5 minute read
Unlocking the value in historic records with Cantabular
At the end of April we at Sensible Code are going to run an event to demonstrate our privacy-preserving software Cantabular using the 1911 Ireland census—the last all Ireland census—to show how modern technologies have the potential to unlock the value hidden in historic records, for the benefit of academics, researchers, statistical organisations and wider society.
When a census collides with political reality
After 1911, the next census did not happen until 1926 by which time there were two separate jurisdictions on the island of Ireland.
During that intervening period an awful lot happened, culminating in the creation of two separate states to accommodate the opposing priorities of the unionist and nationalist traditions. These two traditions are very closely linked to religious adherence and geographical location.
In some respects you could argue the 1911 Census is a jumping off point to this revolutionary period in Irish history, the consequences of which we still see to this day.
From raw records to dynamic datasets
Having alighted on the idea of exploring the 1911 census we carefully scraped and recompiled the microdata from the excellent National Archives of Ireland website. The individual census returns under Irish Law are available in electronic form from the National Archives.
Armed with the raw data, we processed, cleaned, categorised and automated the creation of a codebook to describe its structure. We joined the microdata with the codebook and loaded both of these into our software Cantabular.
At this point two things became possible: firstly, we could recreate the 1911 reports electronically. Of course we are not yet near a statistical product on a par with what a national statistical institute could produce, but we are now on that road and are hoping to improve this dataset over time.
Secondly, and more importantly, Cantabular allows for new and interesting cross-tabulations of the data, opening up avenues for analysis that were previously impossible.
For example, a researcher could query Irish language by age for each of the roughly 70,000 townlands. Or look at the female population along the industrialised Lagan valley to correlate occupation and health, by number of children. While this type of analysis is normal for a modern census this was not the case when these reports were released in 1913.
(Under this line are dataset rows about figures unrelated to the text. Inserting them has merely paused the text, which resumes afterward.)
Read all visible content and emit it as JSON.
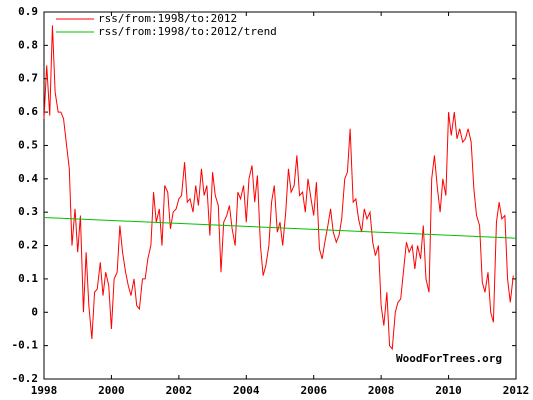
{
  "chart_data": {
    "type": "line",
    "annotations": [
      "WoodForTrees.org"
    ],
    "legend": "top-left",
    "grid": false,
    "xlim": [
      1998,
      2012
    ],
    "xticks": [
      1998,
      2000,
      2002,
      2004,
      2006,
      2008,
      2010,
      2012
    ],
    "ylim": [
      -0.2,
      0.9
    ],
    "yticks": [
      -0.2,
      -0.1,
      0,
      0.1,
      0.2,
      0.3,
      0.4,
      0.5,
      0.6,
      0.7,
      0.8,
      0.9
    ],
    "series": [
      {
        "name": "rss/from:1998/to:2012",
        "color": "#ff0000",
        "x": [
          1998.0,
          1998.08,
          1998.17,
          1998.25,
          1998.33,
          1998.42,
          1998.5,
          1998.58,
          1998.67,
          1998.75,
          1998.83,
          1998.92,
          1999.0,
          1999.08,
          1999.17,
          1999.25,
          1999.33,
          1999.42,
          1999.5,
          1999.58,
          1999.67,
          1999.75,
          1999.83,
          1999.92,
          2000.0,
          2000.08,
          2000.17,
          2000.25,
          2000.33,
          2000.42,
          2000.5,
          2000.58,
          2000.67,
          2000.75,
          2000.83,
          2000.92,
          2001.0,
          2001.08,
          2001.17,
          2001.25,
          2001.33,
          2001.42,
          2001.5,
          2001.58,
          2001.67,
          2001.75,
          2001.83,
          2001.92,
          2002.0,
          2002.08,
          2002.17,
          2002.25,
          2002.33,
          2002.42,
          2002.5,
          2002.58,
          2002.67,
          2002.75,
          2002.83,
          2002.92,
          2003.0,
          2003.08,
          2003.17,
          2003.25,
          2003.33,
          2003.42,
          2003.5,
          2003.58,
          2003.67,
          2003.75,
          2003.83,
          2003.92,
          2004.0,
          2004.08,
          2004.17,
          2004.25,
          2004.33,
          2004.42,
          2004.5,
          2004.58,
          2004.67,
          2004.75,
          2004.83,
          2004.92,
          2005.0,
          2005.08,
          2005.17,
          2005.25,
          2005.33,
          2005.42,
          2005.5,
          2005.58,
          2005.67,
          2005.75,
          2005.83,
          2005.92,
          2006.0,
          2006.08,
          2006.17,
          2006.25,
          2006.33,
          2006.42,
          2006.5,
          2006.58,
          2006.67,
          2006.75,
          2006.83,
          2006.92,
          2007.0,
          2007.08,
          2007.17,
          2007.25,
          2007.33,
          2007.42,
          2007.5,
          2007.58,
          2007.67,
          2007.75,
          2007.83,
          2007.92,
          2008.0,
          2008.08,
          2008.17,
          2008.25,
          2008.33,
          2008.42,
          2008.5,
          2008.58,
          2008.67,
          2008.75,
          2008.83,
          2008.92,
          2009.0,
          2009.08,
          2009.17,
          2009.25,
          2009.33,
          2009.42,
          2009.5,
          2009.58,
          2009.67,
          2009.75,
          2009.83,
          2009.92,
          2010.0,
          2010.08,
          2010.17,
          2010.25,
          2010.33,
          2010.42,
          2010.5,
          2010.58,
          2010.67,
          2010.75,
          2010.83,
          2010.92,
          2011.0,
          2011.08,
          2011.17,
          2011.25,
          2011.33,
          2011.42,
          2011.5,
          2011.58,
          2011.67,
          2011.75,
          2011.83,
          2011.92
        ],
        "values": [
          0.58,
          0.74,
          0.59,
          0.86,
          0.66,
          0.6,
          0.6,
          0.58,
          0.5,
          0.43,
          0.2,
          0.31,
          0.18,
          0.29,
          0.0,
          0.18,
          0.02,
          -0.08,
          0.06,
          0.07,
          0.15,
          0.05,
          0.12,
          0.08,
          -0.05,
          0.1,
          0.12,
          0.26,
          0.18,
          0.12,
          0.08,
          0.05,
          0.1,
          0.02,
          0.01,
          0.1,
          0.1,
          0.16,
          0.2,
          0.36,
          0.27,
          0.31,
          0.2,
          0.38,
          0.36,
          0.25,
          0.3,
          0.31,
          0.34,
          0.35,
          0.45,
          0.33,
          0.34,
          0.3,
          0.38,
          0.32,
          0.43,
          0.35,
          0.38,
          0.23,
          0.42,
          0.35,
          0.32,
          0.12,
          0.27,
          0.29,
          0.32,
          0.25,
          0.2,
          0.36,
          0.34,
          0.38,
          0.27,
          0.4,
          0.44,
          0.33,
          0.41,
          0.2,
          0.11,
          0.14,
          0.2,
          0.33,
          0.38,
          0.24,
          0.27,
          0.2,
          0.3,
          0.43,
          0.36,
          0.38,
          0.47,
          0.35,
          0.36,
          0.3,
          0.4,
          0.34,
          0.29,
          0.39,
          0.19,
          0.16,
          0.21,
          0.26,
          0.31,
          0.24,
          0.21,
          0.23,
          0.28,
          0.4,
          0.42,
          0.55,
          0.33,
          0.34,
          0.28,
          0.24,
          0.31,
          0.28,
          0.3,
          0.21,
          0.17,
          0.2,
          0.02,
          -0.04,
          0.06,
          -0.1,
          -0.11,
          0.0,
          0.03,
          0.04,
          0.13,
          0.21,
          0.18,
          0.2,
          0.13,
          0.2,
          0.16,
          0.26,
          0.1,
          0.06,
          0.4,
          0.47,
          0.37,
          0.3,
          0.4,
          0.35,
          0.6,
          0.53,
          0.6,
          0.52,
          0.55,
          0.51,
          0.52,
          0.55,
          0.51,
          0.37,
          0.29,
          0.26,
          0.09,
          0.06,
          0.12,
          0.0,
          -0.03,
          0.27,
          0.33,
          0.28,
          0.29,
          0.1,
          0.03,
          0.11
        ]
      },
      {
        "name": "rss/from:1998/to:2012/trend",
        "color": "#00c000",
        "x": [
          1998,
          2012
        ],
        "values": [
          0.284,
          0.222
        ]
      }
    ]
  }
}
This is adding new value to historical data, and combined with the application programming interfaces (APIs) in Cantabular and modern analysis and visualisation tools, all sorts of interesting things become possible.
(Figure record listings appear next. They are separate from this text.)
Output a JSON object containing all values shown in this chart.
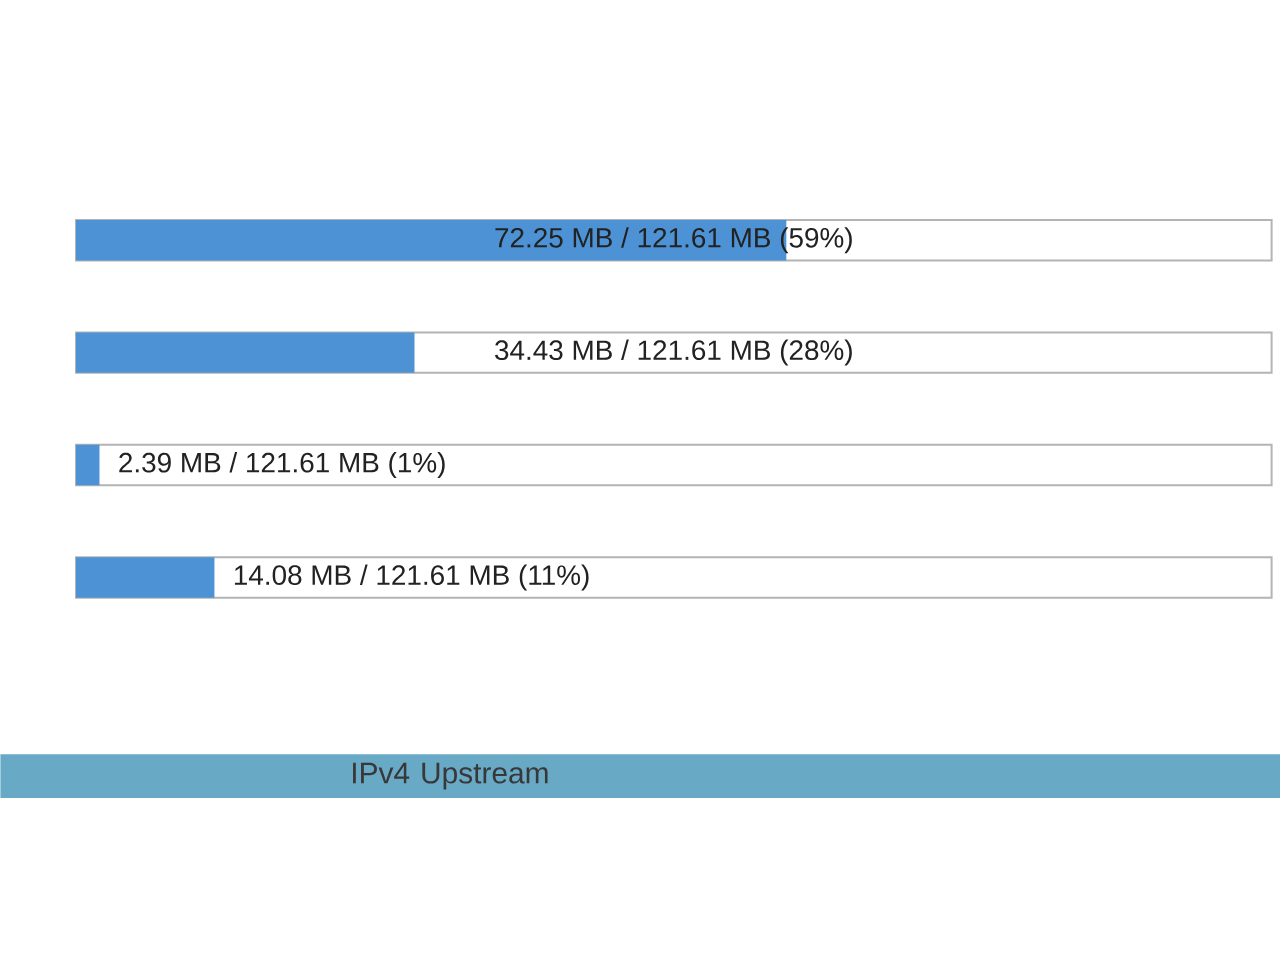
{
  "chart_data": {
    "type": "bar",
    "orientation": "horizontal",
    "categories": [
      null,
      null,
      null,
      null
    ],
    "values": [
      72.25,
      34.43,
      2.39,
      14.08
    ],
    "value_labels": [
      "72.25 MB / 121.61 MB (59%)",
      "34.43 MB / 121.61 MB (28%)",
      "2.39 MB / 121.61 MB (1%)",
      "14.08 MB / 121.61 MB (11%)"
    ],
    "color": "#4d92d4",
    "xlim": [
      0,
      121.61
    ],
    "tick_labels": false,
    "annotations": [
      "IPv4 Upstream"
    ]
  }
}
Working together with the Central Statistics Office Ireland (CSO) and OpenStreetMap Ireland (OSM)
At our event in April we will talk more about how all of this work has happened. We will also recognise the support and encouragement of the CSO and acknowledge the foundational work of the National Archives.
We realised early on in this project that while it’s great to be able to generate new tabulations, it’s so much better if we can show them on a map. So we have been working with OpenStreetMap Ireland to see if we can make use of improved geographic boundary data for 1911, initially focusing on getting Ulster complete and geospatially correct.
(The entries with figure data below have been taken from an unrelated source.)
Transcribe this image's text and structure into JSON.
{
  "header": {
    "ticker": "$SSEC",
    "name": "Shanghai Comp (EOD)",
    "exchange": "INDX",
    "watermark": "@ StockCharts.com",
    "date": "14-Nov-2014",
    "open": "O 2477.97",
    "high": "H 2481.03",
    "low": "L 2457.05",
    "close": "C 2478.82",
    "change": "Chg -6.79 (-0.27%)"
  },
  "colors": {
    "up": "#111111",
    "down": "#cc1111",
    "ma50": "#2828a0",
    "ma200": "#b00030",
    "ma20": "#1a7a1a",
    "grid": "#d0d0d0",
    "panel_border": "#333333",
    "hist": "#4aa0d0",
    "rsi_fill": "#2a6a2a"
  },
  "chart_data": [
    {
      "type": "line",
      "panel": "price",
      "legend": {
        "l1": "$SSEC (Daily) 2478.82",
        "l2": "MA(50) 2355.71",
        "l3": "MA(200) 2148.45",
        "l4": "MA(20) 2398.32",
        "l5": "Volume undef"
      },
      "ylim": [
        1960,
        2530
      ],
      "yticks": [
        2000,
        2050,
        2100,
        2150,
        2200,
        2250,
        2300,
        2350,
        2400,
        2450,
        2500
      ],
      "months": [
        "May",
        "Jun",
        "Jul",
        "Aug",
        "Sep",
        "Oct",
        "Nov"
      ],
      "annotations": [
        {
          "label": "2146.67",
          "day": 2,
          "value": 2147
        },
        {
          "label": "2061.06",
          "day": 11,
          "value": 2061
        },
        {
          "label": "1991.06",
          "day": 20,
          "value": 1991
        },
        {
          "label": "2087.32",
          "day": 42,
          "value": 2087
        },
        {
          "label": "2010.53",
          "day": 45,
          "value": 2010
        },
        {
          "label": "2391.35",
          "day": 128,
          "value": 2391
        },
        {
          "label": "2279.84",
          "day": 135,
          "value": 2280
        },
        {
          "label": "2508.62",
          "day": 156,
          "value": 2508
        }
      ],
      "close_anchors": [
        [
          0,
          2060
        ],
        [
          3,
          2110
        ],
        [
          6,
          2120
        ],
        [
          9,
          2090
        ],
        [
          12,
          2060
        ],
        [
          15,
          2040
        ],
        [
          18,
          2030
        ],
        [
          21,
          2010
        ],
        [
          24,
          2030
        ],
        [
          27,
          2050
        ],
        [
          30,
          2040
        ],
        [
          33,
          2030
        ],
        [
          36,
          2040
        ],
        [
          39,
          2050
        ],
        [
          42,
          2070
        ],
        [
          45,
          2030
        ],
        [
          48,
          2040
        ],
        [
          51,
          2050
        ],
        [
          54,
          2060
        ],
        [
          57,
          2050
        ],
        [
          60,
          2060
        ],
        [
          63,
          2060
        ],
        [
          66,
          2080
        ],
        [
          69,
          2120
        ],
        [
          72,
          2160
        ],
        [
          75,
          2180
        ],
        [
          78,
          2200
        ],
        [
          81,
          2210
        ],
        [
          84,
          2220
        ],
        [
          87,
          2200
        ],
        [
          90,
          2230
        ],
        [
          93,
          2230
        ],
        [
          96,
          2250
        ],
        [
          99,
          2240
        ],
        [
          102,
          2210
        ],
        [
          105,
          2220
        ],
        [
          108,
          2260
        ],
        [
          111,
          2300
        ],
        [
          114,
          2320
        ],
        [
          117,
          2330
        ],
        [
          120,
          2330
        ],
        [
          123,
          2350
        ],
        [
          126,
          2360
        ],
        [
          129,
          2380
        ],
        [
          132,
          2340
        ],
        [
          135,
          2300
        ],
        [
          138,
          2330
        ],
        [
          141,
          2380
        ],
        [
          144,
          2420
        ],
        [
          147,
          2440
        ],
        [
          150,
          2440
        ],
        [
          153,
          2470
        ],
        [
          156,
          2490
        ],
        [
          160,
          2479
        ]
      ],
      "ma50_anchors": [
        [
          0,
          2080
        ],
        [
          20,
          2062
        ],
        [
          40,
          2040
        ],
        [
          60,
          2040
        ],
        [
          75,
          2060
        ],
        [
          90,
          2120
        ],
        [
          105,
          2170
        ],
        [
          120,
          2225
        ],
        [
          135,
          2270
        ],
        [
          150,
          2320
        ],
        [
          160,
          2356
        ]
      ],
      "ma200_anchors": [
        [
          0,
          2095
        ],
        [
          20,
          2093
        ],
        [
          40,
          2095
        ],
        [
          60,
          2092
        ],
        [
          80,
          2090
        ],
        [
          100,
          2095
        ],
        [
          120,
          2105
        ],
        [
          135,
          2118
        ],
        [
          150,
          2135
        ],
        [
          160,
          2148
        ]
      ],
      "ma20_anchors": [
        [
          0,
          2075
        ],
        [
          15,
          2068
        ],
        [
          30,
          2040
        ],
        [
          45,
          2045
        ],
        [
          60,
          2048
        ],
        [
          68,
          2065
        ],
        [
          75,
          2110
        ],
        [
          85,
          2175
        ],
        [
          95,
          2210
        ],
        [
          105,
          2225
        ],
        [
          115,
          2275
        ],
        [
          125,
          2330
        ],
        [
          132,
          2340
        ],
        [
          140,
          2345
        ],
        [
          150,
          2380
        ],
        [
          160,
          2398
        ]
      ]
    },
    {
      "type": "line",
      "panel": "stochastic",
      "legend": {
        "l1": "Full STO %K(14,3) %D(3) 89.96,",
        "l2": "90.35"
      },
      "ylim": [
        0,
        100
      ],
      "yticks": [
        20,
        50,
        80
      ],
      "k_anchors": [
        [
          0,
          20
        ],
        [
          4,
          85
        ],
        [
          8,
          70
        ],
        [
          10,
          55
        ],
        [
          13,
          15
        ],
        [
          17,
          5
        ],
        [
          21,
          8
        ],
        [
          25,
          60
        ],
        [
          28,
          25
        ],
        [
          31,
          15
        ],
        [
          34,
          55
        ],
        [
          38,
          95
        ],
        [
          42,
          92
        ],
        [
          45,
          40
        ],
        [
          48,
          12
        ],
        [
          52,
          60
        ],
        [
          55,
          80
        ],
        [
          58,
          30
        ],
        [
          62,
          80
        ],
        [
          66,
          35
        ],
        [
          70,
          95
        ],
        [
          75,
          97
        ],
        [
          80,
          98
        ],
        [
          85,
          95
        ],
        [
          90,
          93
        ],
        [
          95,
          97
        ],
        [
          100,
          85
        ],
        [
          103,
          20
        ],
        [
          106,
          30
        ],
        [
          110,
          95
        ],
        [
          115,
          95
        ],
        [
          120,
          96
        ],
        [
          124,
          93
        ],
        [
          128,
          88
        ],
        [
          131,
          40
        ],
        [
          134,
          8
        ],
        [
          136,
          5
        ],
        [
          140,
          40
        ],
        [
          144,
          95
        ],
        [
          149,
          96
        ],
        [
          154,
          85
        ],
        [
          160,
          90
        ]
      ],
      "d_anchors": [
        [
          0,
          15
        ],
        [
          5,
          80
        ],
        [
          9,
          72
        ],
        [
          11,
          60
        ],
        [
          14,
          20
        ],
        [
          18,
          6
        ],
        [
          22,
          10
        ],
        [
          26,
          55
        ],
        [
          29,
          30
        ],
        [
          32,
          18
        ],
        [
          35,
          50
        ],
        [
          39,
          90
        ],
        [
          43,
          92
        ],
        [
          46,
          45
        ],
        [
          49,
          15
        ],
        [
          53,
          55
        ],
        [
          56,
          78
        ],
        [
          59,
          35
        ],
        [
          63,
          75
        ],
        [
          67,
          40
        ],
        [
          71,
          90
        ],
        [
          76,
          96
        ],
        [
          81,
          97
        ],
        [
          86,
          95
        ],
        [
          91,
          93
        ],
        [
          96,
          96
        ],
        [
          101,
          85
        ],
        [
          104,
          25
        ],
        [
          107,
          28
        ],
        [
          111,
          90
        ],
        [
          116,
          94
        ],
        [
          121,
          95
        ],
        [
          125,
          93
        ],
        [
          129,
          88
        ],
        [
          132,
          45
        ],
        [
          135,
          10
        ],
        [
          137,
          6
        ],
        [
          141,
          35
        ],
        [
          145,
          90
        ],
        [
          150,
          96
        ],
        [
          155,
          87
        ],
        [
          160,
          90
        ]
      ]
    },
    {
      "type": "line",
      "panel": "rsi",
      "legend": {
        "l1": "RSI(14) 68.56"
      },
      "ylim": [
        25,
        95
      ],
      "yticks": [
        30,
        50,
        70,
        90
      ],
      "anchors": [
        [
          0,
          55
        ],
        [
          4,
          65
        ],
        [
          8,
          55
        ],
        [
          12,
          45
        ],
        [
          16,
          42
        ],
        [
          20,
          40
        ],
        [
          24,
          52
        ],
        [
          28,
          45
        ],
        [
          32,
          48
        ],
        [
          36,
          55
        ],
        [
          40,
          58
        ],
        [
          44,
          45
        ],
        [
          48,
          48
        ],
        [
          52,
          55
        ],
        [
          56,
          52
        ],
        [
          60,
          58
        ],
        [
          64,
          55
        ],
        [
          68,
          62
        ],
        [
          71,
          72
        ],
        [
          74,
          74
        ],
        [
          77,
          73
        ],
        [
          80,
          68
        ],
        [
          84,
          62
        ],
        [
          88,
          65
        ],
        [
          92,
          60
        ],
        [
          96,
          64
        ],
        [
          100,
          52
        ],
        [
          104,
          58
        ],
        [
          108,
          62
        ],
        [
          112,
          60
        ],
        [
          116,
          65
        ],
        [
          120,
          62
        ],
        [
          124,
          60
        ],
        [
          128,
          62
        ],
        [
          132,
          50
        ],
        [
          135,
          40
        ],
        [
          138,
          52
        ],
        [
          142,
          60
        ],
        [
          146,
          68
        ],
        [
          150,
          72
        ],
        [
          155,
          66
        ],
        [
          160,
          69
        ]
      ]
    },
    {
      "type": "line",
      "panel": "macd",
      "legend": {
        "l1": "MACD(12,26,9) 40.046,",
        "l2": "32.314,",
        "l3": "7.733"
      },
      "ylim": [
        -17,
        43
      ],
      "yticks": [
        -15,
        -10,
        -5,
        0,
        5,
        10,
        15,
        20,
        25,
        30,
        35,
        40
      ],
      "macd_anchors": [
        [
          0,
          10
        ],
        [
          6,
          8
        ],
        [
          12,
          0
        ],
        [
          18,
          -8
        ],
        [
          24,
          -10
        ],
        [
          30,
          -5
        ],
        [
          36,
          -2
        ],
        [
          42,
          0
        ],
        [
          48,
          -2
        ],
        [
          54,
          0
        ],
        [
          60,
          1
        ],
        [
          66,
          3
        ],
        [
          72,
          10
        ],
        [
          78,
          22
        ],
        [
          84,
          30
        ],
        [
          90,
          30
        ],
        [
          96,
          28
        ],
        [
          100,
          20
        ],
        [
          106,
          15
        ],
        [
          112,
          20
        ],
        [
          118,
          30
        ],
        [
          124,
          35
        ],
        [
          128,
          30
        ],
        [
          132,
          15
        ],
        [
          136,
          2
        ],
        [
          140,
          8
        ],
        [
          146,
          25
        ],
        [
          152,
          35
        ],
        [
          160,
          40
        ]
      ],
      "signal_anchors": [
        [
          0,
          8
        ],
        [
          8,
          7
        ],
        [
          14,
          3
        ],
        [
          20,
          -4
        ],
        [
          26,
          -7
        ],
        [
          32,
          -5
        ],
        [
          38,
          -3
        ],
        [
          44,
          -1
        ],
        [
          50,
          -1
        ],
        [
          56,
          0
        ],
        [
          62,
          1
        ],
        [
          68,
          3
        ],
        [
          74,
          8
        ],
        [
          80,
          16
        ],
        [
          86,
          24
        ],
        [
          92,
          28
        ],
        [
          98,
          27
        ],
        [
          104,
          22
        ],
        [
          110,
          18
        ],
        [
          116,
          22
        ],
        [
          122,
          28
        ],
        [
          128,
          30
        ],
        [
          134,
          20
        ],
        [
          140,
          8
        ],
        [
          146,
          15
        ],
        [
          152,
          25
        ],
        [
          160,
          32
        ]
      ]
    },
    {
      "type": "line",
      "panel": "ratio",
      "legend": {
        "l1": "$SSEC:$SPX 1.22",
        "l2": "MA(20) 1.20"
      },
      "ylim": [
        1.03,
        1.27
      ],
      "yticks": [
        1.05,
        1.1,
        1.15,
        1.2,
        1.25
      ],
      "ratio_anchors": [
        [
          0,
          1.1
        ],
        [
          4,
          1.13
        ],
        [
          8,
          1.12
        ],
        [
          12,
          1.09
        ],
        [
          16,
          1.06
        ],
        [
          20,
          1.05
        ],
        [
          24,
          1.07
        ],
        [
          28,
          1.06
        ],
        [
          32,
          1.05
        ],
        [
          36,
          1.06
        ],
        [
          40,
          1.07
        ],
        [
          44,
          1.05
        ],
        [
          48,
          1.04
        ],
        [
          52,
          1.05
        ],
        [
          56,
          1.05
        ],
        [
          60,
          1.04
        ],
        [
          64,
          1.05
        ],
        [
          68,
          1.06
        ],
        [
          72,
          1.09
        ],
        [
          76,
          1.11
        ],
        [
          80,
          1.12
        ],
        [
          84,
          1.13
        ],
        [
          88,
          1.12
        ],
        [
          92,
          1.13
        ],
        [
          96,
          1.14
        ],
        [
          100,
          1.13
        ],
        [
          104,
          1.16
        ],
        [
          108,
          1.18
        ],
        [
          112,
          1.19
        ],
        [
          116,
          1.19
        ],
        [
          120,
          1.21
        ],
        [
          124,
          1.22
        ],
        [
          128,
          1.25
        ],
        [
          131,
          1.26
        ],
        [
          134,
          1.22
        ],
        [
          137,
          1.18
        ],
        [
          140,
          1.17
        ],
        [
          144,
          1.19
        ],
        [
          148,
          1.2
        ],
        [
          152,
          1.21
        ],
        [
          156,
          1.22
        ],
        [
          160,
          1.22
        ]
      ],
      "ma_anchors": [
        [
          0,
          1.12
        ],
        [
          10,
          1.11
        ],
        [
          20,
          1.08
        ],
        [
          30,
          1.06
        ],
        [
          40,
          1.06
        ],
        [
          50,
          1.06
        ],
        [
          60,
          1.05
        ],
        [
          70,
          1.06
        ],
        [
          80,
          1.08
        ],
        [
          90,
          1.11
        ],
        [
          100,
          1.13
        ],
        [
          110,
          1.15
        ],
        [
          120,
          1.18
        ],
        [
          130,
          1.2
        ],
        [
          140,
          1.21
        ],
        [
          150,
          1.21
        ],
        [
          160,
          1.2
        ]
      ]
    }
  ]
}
Unlocking new insights and analysis
Through our work on this unique census we hope to empower researchers and historians to dig deep into the data and potentially unlock secrets previously hidden.
During our event, we will look at some examples to give a flavour of what is possible.
Perhaps we could delve into why the Church of Ireland Gazette said in March 1929 ‘there followed the forced exodus of large numbers of their parishioners at the height of the troubles’. Could we look at the concentrations of religious communities in 1911 at the townland level of aggregation to more closely understand the nature of some of these communities?
Over the next few weeks we’ll release a number of blog posts which will give more detail on the journey we’ve taken to transform the Irish 1911 census into a real-time rich dataset.